WT: Absolutely. We see images of Photoshopped girls with fake boobs and sexy men engaged in super sexy poses. Then we look at our bodies and feel embarrassed. The not too subtle message is that our day has passed. A Boomer-age woman recently said that she thought sexual energy was basically for the baby-making phase of life. (Not sure what happens to the single childless group.) Reality? The older woman is probably a better lover. She has the capacity to enjoy sex just as capably or better than a 20-something. We know our way around bodies and the bedroom and we’re experienced. We just have to not be drawn in by the doomsayers who say that menopause is the end of sex.

Ms. Q: Is it a myth that women don’t feel sexy after menopause?

WT: Yes, and it irritates me to no end.
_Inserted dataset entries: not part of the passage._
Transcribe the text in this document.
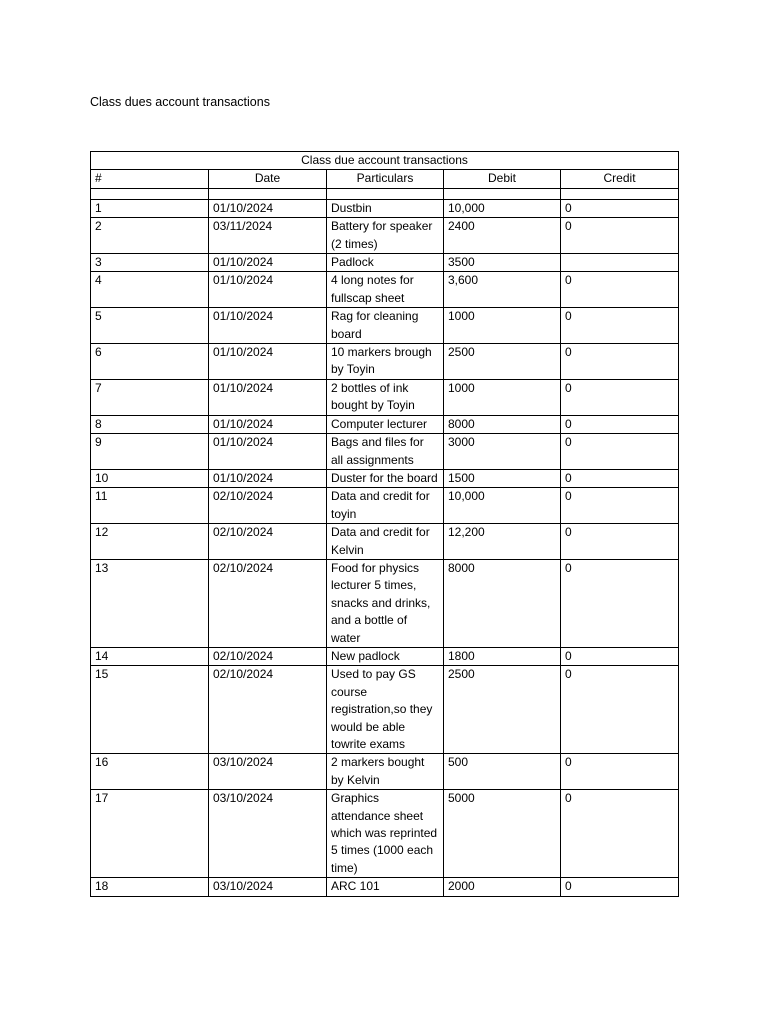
Class dues account transactions
Class due account transactions				
#	Date	Particulars	Debit	Credit

1	01/10/2024	Dustbin	10,000	0
2	03/11/2024	Battery for speaker (2 times)	2400	0
3	01/10/2024	Padlock	3500	
4	01/10/2024	4 long notes for fullscap sheet	3,600	0
5	01/10/2024	Rag for cleaning board	1000	0
6	01/10/2024	10 markers brough by Toyin	2500	0
7	01/10/2024	2 bottles of ink bought by Toyin	1000	0
8	01/10/2024	Computer lecturer	8000	0
9	01/10/2024	Bags and files for all assignments	3000	0
10	01/10/2024	Duster for the board	1500	0
11	02/10/2024	Data and credit for toyin	10,000	0
12	02/10/2024	Data and credit for Kelvin	12,200	0
13	02/10/2024	Food for physics lecturer 5 times, snacks and drinks, and a bottle of water	8000	0
14	02/10/2024	New padlock	1800	0
15	02/10/2024	Used to pay GS course registration,so they would be able towrite exams	2500	0
16	03/10/2024	2 markers bought by Kelvin	500	0
17	03/10/2024	Graphics attendance sheet which was reprinted 5 times (1000 each time)	5000	0
18	03/10/2024	ARC 101	2000	0
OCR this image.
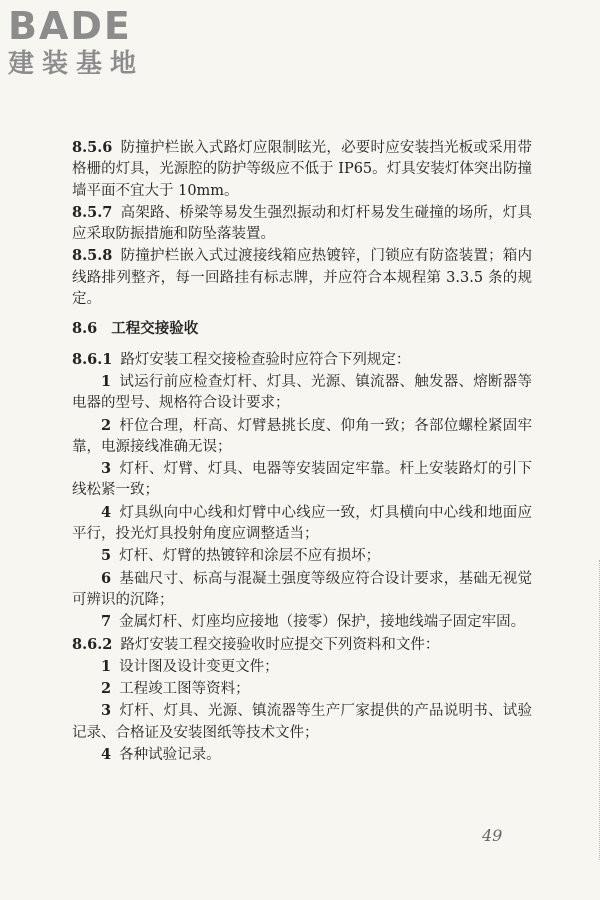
BADE
建装基地

8.5.6 防撞护栏嵌入式路灯应限制眩光，必要时应安装挡光板或采用带格栅的灯具，光源腔的防护等级应不低于 IP65。灯具安装灯体突出防撞墙平面不宜大于 10mm。

8.5.7 高架路、桥梁等易发生强烈振动和灯杆易发生碰撞的场所，灯具应采取防振措施和防坠落装置。

8.5.8 防撞护栏嵌入式过渡接线箱应热镀锌，门锁应有防盗装置；箱内线路排列整齐，每一回路挂有标志牌，并应符合本规程第 3.3.5 条的规定。

8.6 工程交接验收

8.6.1 路灯安装工程交接检查验时应符合下列规定：

1 试运行前应检查灯杆、灯具、光源、镇流器、触发器、熔断器等电器的型号、规格符合设计要求；

2 杆位合理，杆高、灯臂悬挑长度、仰角一致；各部位螺栓紧固牢靠，电源接线准确无误；

3 灯杆、灯臂、灯具、电器等安装固定牢靠。杆上安装路灯的引下线松紧一致；

4 灯具纵向中心线和灯臂中心线应一致，灯具横向中心线和地面应平行，投光灯具投射角度应调整适当；

5 灯杆、灯臂的热镀锌和涂层不应有损坏；

6 基础尺寸、标高与混凝土强度等级应符合设计要求，基础无视觉可辨识的沉降；

7 金属灯杆、灯座均应接地（接零）保护，接地线端子固定牢固。

8.6.2 路灯安装工程交接验收时应提交下列资料和文件：

1 设计图及设计变更文件；

2 工程竣工图等资料；

3 灯杆、灯具、光源、镇流器等生产厂家提供的产品说明书、试验记录、合格证及安装图纸等技术文件；

4 各种试验记录。

49
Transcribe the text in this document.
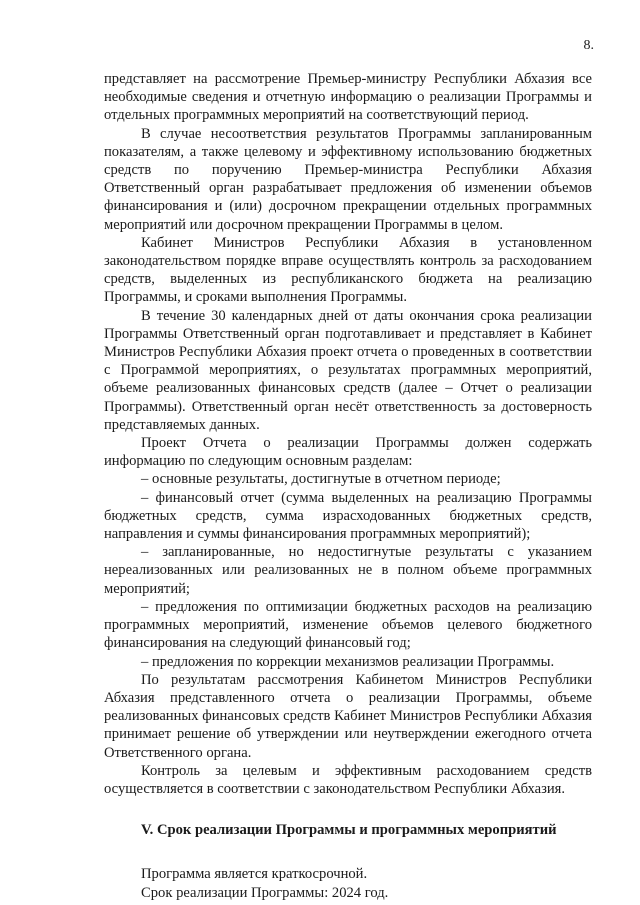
8.

представляет на рассмотрение Премьер-министру Республики Абхазия все необходимые сведения и отчетную информацию о реализации Программы и отдельных программных мероприятий на соответствующий период.

В случае несоответствия результатов Программы запланированным показателям, а также целевому и эффективному использованию бюджетных средств по поручению Премьер-министра Республики Абхазия Ответственный орган разрабатывает предложения об изменении объемов финансирования и (или) досрочном прекращении отдельных программных мероприятий или досрочном прекращении Программы в целом.

Кабинет Министров Республики Абхазия в установленном законодательством порядке вправе осуществлять контроль за расходованием средств, выделенных из республиканского бюджета на реализацию Программы, и сроками выполнения Программы.

В течение 30 календарных дней от даты окончания срока реализации Программы Ответственный орган подготавливает и представляет в Кабинет Министров Республики Абхазия проект отчета о проведенных в соответствии с Программой мероприятиях, о результатах программных мероприятий, объеме реализованных финансовых средств (далее – Отчет о реализации Программы). Ответственный орган несёт ответственность за достоверность представляемых данных.

Проект Отчета о реализации Программы должен содержать информацию по следующим основным разделам:

– основные результаты, достигнутые в отчетном периоде;

– финансовый отчет (сумма выделенных на реализацию Программы бюджетных средств, сумма израсходованных бюджетных средств, направления и суммы финансирования программных мероприятий);

– запланированные, но недостигнутые результаты с указанием нереализованных или реализованных не в полном объеме программных мероприятий;

– предложения по оптимизации бюджетных расходов на реализацию программных мероприятий, изменение объемов целевого бюджетного финансирования на следующий финансовый год;

– предложения по коррекции механизмов реализации Программы.

По результатам рассмотрения Кабинетом Министров Республики Абхазия представленного отчета о реализации Программы, объеме реализованных финансовых средств Кабинет Министров Республики Абхазия принимает решение об утверждении или неутверждении ежегодного отчета Ответственного органа.

Контроль за целевым и эффективным расходованием средств осуществляется в соответствии с законодательством Республики Абхазия.

V. Срок реализации Программы и программных мероприятий

Программа является краткосрочной.

Срок реализации Программы: 2024 год.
Menopause is a natural phase of life — it’s not a disease. We don’t wake up one day with an arid desert in our vaginas and some of us don’t experience any symptoms. I haven’t had a decrease in libido or issues with dryness three years after the end of my period and my friends aren’t reporting those issues either. But there are women who suffer seriously with hormonal fluctuations, hot flashes, and even if they’re not having issues with dryness, all those symptoms are enough to put you off sex now and then. I would urge premenopausal women to look at the positive examples of aging rather than be dragged down by all the negative fear-based information out there. Positive thinking is helpful in this area as in all areas of life. Expect to continue to enjoy good sex and you likely will.

Ms. Q: How is sex different or better after 50?

WT: Again, I hear a range of opinions. Nothing different for me right now. Aches and pains may make wild positions difficult. Arthritis impacts mobility, hand strength and other things that might be involved in couple or solo sex. I have heard women say that the strength of their orgasms have lessened as well as sensations.

How is sex better? We’re free of birth control issues, our kids are gone, and we can explore more freely. We have a better understanding of what turns us on and many of us are bold enough to seek out what we want. I enjoy sex much more now than I ever did. I’m sexier, more playful, and surer of my sexuality.

Ms. Q: Even though I’m 48, I’ve wanted to break these myths for a long time, especially since my partner is 68. Sex is just as great, if not better, than when we first met 17 years ago. His best friend is 82 and is having the time of his life, too.

WT: I dated a guy who was 69. He needed a little boost with Viagra at times but that didn’t’ interfere with his imagination, his desire to please or his vigor. Like other older men there is a mature understanding about sex. Once we’ve attained a certain age we know it’s not about a quick fuck. Sex is more complex and more nuanced. I don’t think 20 year-olds have got that figured out.

I occasionally worry about aging, but good sex is not one of my concerns.